NEW YORK: U.S. stocks slumped on Tuesday, with the Dow Jones Industrial Average erasing its gains for the year, as markets were rattled by a sharp escalation of the trade dispute between the United States and China.
U.S. President Donald Trump, in an unexpectedly swift and sharp move, threatened to impose a 10 per cent tariff on $200 billion of Chinese goods and Beijing warned it would retaliate.
Trump said his move followed China's decision to raise tariffs on $50 billion in U.S. goods, which came after the U.S announced similar tariffs on Chinese goods on Friday.
"From a negotiation perspective, it's a powerful tool. From a market perspective, it leads to increased uncertainty. In the near-term, we would expect to see volatility in markets as they attempt to price in the net impact of tariffs," said Michael Olivia, a financial planner with Westpac Wealth Partners.
At 9:40 a.m. ET, the Dow Jones Industrial Average was down 300.90 points, or 1.20 per cent, at 24,686.57. The S&P 500 was down 20.32 points, or 0.73 per cent, at 2,753.43 and the Nasdaq Composite was down 57.32 points, or 0.74 per cent, at 7,689.70.
The sell-off was broad-based, with 29 of the 30 Dow components in the red and eight of the 11 major S&P sectors lower.
Volatility returned with a bang. The CBOE Volatility Index, commonly known as Wall Street's fear gauge as it measures expected near-term volatility in the S&P 500, hit a near three-week high of 14.68 points, before easing to 13.74.
Demand for safe havens saw the yield on the 10-year benchmark U.S. Treasury drop to its lowest in more than two weeks, while gold prices edged higher.
The small-cap Russell 2000 index was down 0.5 per cent a smaller drop than its large-cap peers, as its components are relatively more insulated to a global trade war.
"Everybody will have their eyes on the Russell 2000 because people begin to think small-cap U.S. companies, that aren't subject to the winds of international trade negotiations, is the right place to hide out," said Michael Antonelli, managing director, institutional sales trading at Robert W. Baird in Milwaukee.
The S&P materials index declined 1.8 percent and the industrials index fell 1.5 percent. The tech and energy were down more than 1 percent.
Shares of Boeing, which has acted as a proxy for trade war tensions with China as it is the single largest U.S. exporter to the country, fell 3 percent, weighing the most on the Dow. It was followed by construction equipment maker Caterpillar, which dropped 2.8 percent.

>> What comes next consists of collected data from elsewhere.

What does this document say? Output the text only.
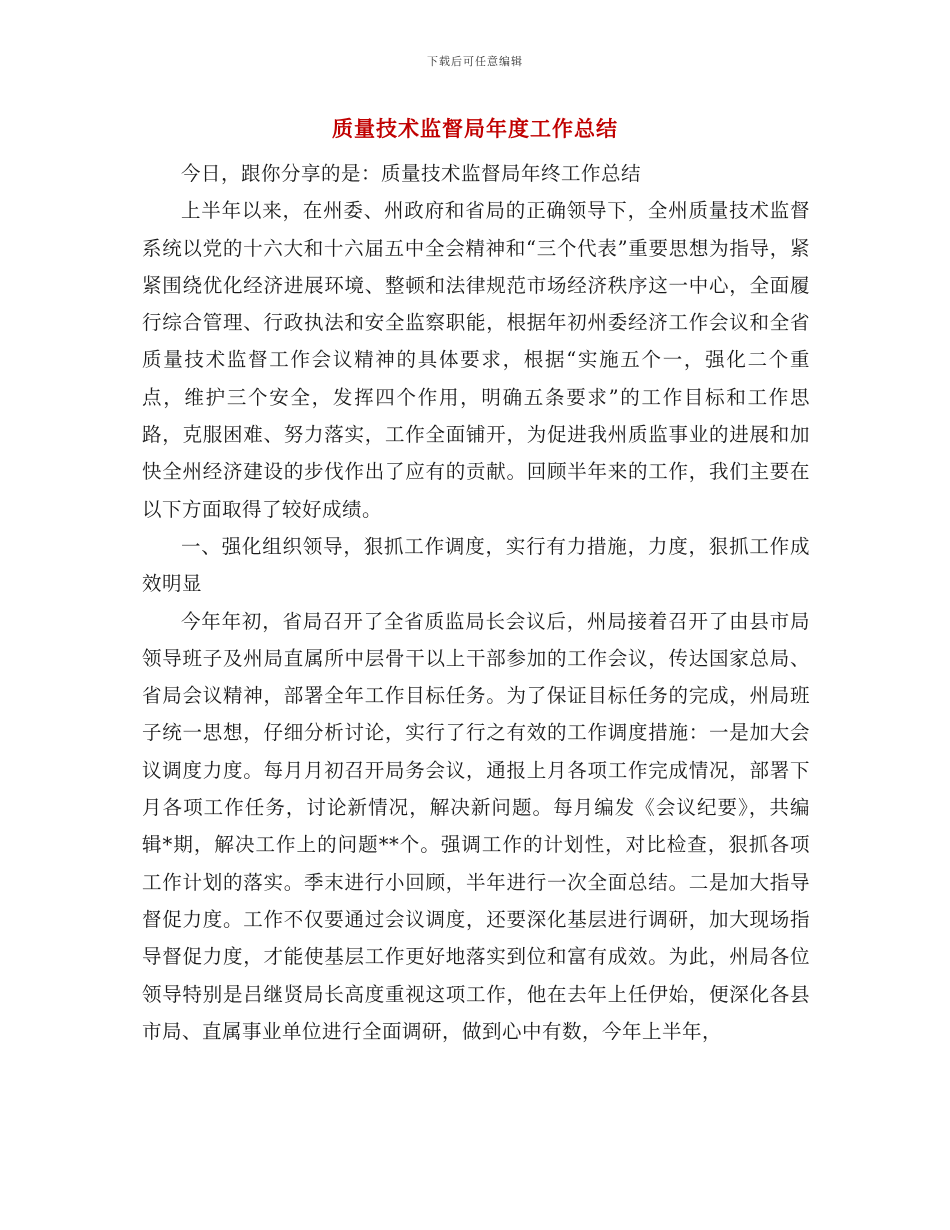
下载后可任意编辑
质量技术监督局年度工作总结

今日，跟你分享的是：质量技术监督局年终工作总结

上半年以来，在州委、州政府和省局的正确领导下，全州质量技术监督系统以党的十六大和十六届五中全会精神和“三个代表”重要思想为指导，紧紧围绕优化经济进展环境、整顿和法律规范市场经济秩序这一中心，全面履行综合管理、行政执法和安全监察职能，根据年初州委经济工作会议和全省质量技术监督工作会议精神的具体要求，根据“实施五个一，强化二个重点，维护三个安全，发挥四个作用，明确五条要求”的工作目标和工作思路，克服困难、努力落实，工作全面铺开，为促进我州质监事业的进展和加快全州经济建设的步伐作出了应有的贡献。回顾半年来的工作，我们主要在以下方面取得了较好成绩。

一、强化组织领导，狠抓工作调度，实行有力措施，力度，狠抓工作成效明显

今年年初，省局召开了全省质监局长会议后，州局接着召开了由县市局领导班子及州局直属所中层骨干以上干部参加的工作会议，传达国家总局、省局会议精神，部署全年工作目标任务。为了保证目标任务的完成，州局班子统一思想，仔细分析讨论，实行了行之有效的工作调度措施：一是加大会议调度力度。每月月初召开局务会议，通报上月各项工作完成情况，部署下月各项工作任务，讨论新情况，解决新问题。每月编发《会议纪要》，共编辑*期，解决工作上的问题**个。强调工作的计划性，对比检查，狠抓各项工作计划的落实。季末进行小回顾，半年进行一次全面总结。二是加大指导督促力度。工作不仅要通过会议调度，还要深化基层进行调研，加大现场指导督促力度，才能使基层工作更好地落实到位和富有成效。为此，州局各位领导特别是吕继贤局长高度重视这项工作，他在去年上任伊始，便深化各县市局、直属事业单位进行全面调研，做到心中有数，今年上半年，
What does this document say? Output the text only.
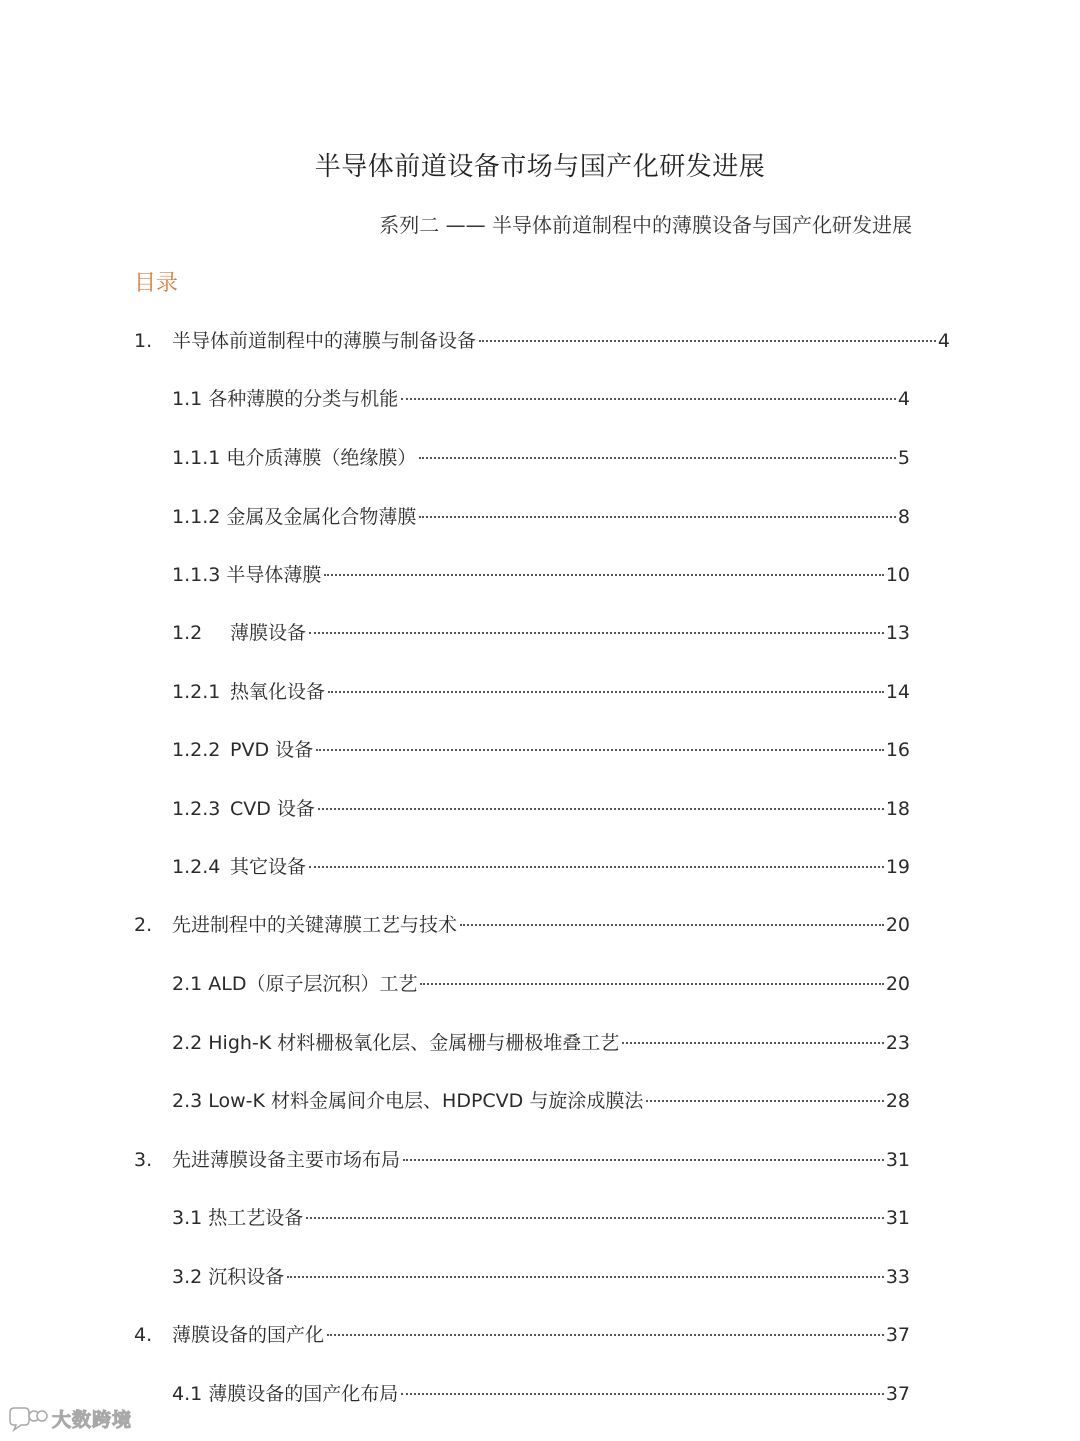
半导体前道设备市场与国产化研发进展
系列二 —— 半导体前道制程中的薄膜设备与国产化研发进展
目录
1.	半导体前道制程中的薄膜与制备设备	4
1.1 各种薄膜的分类与机能	4
1.1.1 电介质薄膜（绝缘膜）	5
1.1.2 金属及金属化合物薄膜	8
1.1.3 半导体薄膜	10
1.2	薄膜设备	13
1.2.1 热氧化设备	14
1.2.2 PVD 设备	16
1.2.3 CVD 设备	18
1.2.4 其它设备	19
2.	先进制程中的关键薄膜工艺与技术	20
2.1 ALD（原子层沉积）工艺	20
2.2 High-K 材料栅极氧化层、金属栅与栅极堆叠工艺	23
2.3 Low-K 材料金属间介电层、HDPCVD 与旋涂成膜法	28
3.	先进薄膜设备主要市场布局	31
3.1 热工艺设备	31
3.2 沉积设备	33
4.	薄膜设备的国产化	37
4.1 薄膜设备的国产化布局	37
大数跨境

Chipmakers, which depend on China for a large portion of their revenue, also slipped, with Intel down 1.7 percent.
U.S.-listed shares of Chinese companies tumbled, with e-commerce giant Alibaba down 2.3 percent and JD.com off 4 percent.
Declining issues outnumbered advancers for a 3.22-to-1 ratio on the NYSE and a 2.39-to-1 ratio on the Nasdaq.
The S&P index recorded two new 52-week highs and three new lows, while the Nasdaq recorded 28 new highs and 22 new lows.